The poll includes all registered voters which may favor the Democratic candidate. In 2008 NBC New/Wall Street Journal scored fairly well in terms of accuracy and consistency in predicting the actual results in the final month of the election. Nate Silver of The New York Times gave these pollsters an above average rating in 2010.
Poll of 901 registered voters taken from 7/15/2012 to 7/17/2012
- Obama 45%
- Romney 41%
Analysis: Fox News has a reputation for favoring Republican candidates, but over the last few months their polls have actually shown some of the largest leads for President Obama. In this case, Fox News shows a larger lead for Obama than any of the other most recent pollsters, including NPR and CBS/N.Y. Times.
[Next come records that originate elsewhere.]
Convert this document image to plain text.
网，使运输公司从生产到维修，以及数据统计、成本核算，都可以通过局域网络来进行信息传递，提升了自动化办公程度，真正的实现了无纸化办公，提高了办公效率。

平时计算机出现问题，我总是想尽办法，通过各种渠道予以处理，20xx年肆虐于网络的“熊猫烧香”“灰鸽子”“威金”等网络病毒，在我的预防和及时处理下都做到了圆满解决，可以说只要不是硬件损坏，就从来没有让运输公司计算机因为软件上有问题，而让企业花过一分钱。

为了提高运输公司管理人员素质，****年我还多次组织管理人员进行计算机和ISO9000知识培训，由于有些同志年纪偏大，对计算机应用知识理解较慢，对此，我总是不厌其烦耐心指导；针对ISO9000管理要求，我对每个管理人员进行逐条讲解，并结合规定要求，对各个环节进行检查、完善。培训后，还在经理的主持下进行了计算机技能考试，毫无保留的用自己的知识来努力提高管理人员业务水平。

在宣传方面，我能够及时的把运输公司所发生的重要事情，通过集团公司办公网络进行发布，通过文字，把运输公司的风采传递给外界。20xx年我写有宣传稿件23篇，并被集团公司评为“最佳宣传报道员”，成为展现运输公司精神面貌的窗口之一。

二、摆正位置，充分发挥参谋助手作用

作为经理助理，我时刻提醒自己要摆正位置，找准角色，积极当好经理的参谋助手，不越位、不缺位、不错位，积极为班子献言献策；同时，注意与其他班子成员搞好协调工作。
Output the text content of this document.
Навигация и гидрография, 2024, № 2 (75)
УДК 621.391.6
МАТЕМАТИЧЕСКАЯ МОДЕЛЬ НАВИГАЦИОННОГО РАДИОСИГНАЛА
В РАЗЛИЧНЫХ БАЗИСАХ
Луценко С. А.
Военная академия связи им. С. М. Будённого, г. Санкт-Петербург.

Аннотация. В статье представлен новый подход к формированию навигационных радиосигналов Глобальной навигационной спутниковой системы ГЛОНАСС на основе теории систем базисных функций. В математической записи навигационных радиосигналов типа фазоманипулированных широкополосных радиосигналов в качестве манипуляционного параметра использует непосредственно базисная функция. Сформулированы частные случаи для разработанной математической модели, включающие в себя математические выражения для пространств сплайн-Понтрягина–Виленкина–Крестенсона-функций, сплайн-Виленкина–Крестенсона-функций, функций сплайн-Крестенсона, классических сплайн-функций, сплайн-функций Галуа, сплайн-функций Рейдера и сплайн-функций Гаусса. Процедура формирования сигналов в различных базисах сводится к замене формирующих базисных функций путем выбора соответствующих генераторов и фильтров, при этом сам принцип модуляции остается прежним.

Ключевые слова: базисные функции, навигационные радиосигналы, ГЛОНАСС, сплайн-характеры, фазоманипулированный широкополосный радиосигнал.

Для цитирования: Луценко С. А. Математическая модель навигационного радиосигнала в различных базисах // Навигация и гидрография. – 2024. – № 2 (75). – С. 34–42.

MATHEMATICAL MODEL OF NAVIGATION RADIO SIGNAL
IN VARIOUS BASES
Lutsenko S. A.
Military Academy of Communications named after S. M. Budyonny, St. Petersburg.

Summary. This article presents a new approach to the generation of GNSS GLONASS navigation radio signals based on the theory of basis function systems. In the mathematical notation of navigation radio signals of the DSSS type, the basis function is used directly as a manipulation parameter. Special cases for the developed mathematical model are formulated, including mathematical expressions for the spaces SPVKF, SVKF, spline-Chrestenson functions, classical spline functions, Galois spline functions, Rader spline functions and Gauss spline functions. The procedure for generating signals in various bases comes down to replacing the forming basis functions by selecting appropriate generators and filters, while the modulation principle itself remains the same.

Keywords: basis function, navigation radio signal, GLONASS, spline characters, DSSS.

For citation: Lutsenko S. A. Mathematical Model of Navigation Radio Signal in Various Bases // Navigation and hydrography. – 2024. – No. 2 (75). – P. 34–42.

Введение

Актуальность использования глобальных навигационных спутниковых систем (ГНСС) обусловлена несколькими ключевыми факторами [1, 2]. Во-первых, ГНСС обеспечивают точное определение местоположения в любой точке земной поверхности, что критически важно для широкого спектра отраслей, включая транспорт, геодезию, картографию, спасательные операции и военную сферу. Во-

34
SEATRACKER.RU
At the same time, the Fox News poll has a very large number of undecided (14% of their sample), which likely includes many Romney voters who simply have not committed at this point.
In 2008 Fox News performed well in terms of accuracy, but not well in terms of consistency in predicting the 2008 presidential election. In his June 2010 ratings, Nate Silver rated Fox News as right at the average mark for a “Default/New Pollster.”
CBS News/N.Y. Times
Poll of 942 registered voters taken from 7/11/2012 to 7/16/2012
- Romney 47%
- Obama 46%
Analysis: The CBS News/NY Times poll was taken of 942 registered voters and included cell phone users. The sampling should therefore favor President Obama, but their poll actually shows Romney with a one point lead.
CBS/NY Times did not release a breakdown of how their sample was split up between Republican and Democratic voters. In 2008 CBS/NY Times was one of the least accurate and consistent pollsters in the final month of the race. CBS/NY Times was rated above average by Nate Silver in 2010, but below Rasmussen, Gallup, and NBC/Wall Street Journal.